Oscar talks innovation, ATC modernization and a level playing field at U.S. aviation summit
Our CEO, Oscar Munoz, participated in a keynote discussion at the U.S. Chamber of Commerce Aviation Summit today with Carol Hallett, counselor to the U.S. Chamber and former president and CEO of the Air Transport Association of America (now known as Airlines for America). He joined more than 800 experts and leaders from all sectors of the aviation community in discussing critical issues facing the industry.
Of the opportunities for jobs in aviation, he said he was "cautiously bullish" and "optimistic," noting the creation of tens of thousands of aviation-related jobs in a healthy and competitive global industry. During the conversation, Oscar compared the current state of air traffic control to "having a gravel road when we need a highway. You would never drive your Ferrari on a gravel road. We're very supportive as a company" of ATC reform.
He also highlighted United's approach to innovation, which he called "relevant innovation — what is relevant to us today that we can actively move forward." From providing tools that link employees above and below the wing to the information they need to better serve our customers, Oscar said, "Innovation is the key. It doesn't have to be something new and shiny and opulent, it has to be constantly forward thinking. We should march forward with technology, but create technology that is relevant today."

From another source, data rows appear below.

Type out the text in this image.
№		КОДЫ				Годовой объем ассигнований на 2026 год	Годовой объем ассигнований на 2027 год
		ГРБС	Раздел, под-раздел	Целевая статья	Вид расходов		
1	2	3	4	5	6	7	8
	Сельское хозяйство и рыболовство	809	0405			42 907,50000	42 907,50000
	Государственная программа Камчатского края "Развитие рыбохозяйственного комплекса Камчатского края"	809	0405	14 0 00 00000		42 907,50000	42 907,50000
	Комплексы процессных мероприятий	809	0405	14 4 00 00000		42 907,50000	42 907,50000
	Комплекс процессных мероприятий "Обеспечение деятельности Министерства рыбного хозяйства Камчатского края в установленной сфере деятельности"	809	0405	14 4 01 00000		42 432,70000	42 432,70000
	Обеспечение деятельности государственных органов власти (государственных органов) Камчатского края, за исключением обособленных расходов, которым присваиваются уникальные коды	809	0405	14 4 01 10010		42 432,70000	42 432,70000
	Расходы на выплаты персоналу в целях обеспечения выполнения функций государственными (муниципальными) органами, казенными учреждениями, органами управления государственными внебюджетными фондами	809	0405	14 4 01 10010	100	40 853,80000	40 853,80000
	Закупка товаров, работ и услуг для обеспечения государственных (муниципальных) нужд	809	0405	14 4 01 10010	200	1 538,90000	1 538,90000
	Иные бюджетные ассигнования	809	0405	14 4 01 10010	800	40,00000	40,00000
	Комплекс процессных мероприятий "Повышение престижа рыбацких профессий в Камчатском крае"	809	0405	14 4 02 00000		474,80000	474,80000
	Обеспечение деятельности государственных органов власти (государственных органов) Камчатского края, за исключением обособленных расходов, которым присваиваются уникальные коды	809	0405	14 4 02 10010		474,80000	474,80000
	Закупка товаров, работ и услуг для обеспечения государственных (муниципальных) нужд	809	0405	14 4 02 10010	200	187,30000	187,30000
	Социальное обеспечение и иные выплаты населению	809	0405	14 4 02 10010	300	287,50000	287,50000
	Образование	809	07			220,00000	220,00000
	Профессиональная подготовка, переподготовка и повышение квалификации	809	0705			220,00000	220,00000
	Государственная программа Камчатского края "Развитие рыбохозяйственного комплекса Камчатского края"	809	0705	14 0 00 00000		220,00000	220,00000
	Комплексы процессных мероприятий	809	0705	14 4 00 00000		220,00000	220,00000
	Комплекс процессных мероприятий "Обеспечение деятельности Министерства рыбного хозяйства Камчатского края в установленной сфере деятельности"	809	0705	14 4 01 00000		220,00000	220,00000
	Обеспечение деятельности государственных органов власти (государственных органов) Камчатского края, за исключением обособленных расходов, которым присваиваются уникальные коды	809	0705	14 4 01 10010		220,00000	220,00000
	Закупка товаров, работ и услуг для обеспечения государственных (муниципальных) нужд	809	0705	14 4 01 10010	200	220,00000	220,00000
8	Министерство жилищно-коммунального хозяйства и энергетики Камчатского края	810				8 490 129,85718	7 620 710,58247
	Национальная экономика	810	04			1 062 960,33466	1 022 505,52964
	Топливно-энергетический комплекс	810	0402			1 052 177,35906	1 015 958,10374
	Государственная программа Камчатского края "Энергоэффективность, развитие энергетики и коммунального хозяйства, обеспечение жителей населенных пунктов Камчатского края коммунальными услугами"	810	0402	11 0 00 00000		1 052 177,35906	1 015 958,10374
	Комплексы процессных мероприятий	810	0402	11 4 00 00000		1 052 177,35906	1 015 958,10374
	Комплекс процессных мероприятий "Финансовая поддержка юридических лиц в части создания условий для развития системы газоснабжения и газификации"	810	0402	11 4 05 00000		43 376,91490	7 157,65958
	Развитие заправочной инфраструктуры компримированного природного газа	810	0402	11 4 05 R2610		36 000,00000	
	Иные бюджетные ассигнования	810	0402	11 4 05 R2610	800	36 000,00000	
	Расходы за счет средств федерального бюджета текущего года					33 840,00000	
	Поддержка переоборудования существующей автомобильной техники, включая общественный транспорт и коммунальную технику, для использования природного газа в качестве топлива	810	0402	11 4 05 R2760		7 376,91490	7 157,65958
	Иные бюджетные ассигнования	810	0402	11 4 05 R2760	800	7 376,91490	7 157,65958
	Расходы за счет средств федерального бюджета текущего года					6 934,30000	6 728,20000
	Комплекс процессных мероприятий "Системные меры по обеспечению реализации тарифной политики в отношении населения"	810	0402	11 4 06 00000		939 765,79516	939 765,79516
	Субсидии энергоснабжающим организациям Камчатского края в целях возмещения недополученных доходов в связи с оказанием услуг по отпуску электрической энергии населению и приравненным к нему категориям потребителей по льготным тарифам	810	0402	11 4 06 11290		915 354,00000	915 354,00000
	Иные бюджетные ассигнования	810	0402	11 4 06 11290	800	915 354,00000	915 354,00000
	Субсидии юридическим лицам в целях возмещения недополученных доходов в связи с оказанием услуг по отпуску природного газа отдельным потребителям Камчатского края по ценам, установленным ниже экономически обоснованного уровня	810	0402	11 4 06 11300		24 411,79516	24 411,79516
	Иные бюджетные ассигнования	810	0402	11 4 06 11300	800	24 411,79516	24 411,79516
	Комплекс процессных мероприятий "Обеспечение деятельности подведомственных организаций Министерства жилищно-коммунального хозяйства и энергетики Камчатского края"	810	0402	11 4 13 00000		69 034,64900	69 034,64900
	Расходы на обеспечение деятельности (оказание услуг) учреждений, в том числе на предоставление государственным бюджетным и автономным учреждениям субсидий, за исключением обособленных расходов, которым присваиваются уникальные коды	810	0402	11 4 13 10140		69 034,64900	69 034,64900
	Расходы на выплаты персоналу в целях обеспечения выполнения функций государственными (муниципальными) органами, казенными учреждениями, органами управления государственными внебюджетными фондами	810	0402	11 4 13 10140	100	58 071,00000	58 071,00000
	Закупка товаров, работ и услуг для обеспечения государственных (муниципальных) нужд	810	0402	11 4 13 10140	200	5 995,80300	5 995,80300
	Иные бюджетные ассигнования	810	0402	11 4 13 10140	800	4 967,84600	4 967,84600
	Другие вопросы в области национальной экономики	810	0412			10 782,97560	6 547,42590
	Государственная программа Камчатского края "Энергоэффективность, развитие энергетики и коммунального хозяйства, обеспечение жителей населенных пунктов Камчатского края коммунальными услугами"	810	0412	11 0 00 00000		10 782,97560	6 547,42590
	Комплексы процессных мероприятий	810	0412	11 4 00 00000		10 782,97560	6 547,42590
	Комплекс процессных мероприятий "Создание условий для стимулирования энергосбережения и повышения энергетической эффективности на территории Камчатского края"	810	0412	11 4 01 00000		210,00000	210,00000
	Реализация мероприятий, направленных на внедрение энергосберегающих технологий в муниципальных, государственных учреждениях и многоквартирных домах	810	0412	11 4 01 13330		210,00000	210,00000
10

Of the planned launch this month of Emirates Airline's service from Athens, Greece to Newark, Oscar noted his fact-based approach to examining the evidence around massive government subsidization of the three state-owned Gulf carriers — Qatar Airways, Etihad Airways and Emirates — and the harm this would cause to U.S. airlines and U.S. jobs. "Facts tend to overcome a lot of emotion and a lot of bias," Oscar said. "There are hundreds of thousands of employees who have been through hell and back in the history of the airline industry here in America, and all of a sudden in the last couple of years they're enjoying the benefits of an industry that's doing so well. To start edging away from that, and the potential for an un-level playing field and its competitive impact on their roles, you're going to have a huge uproar from Americans. If there's any question about where United stands, we are in the camp of supporting our people."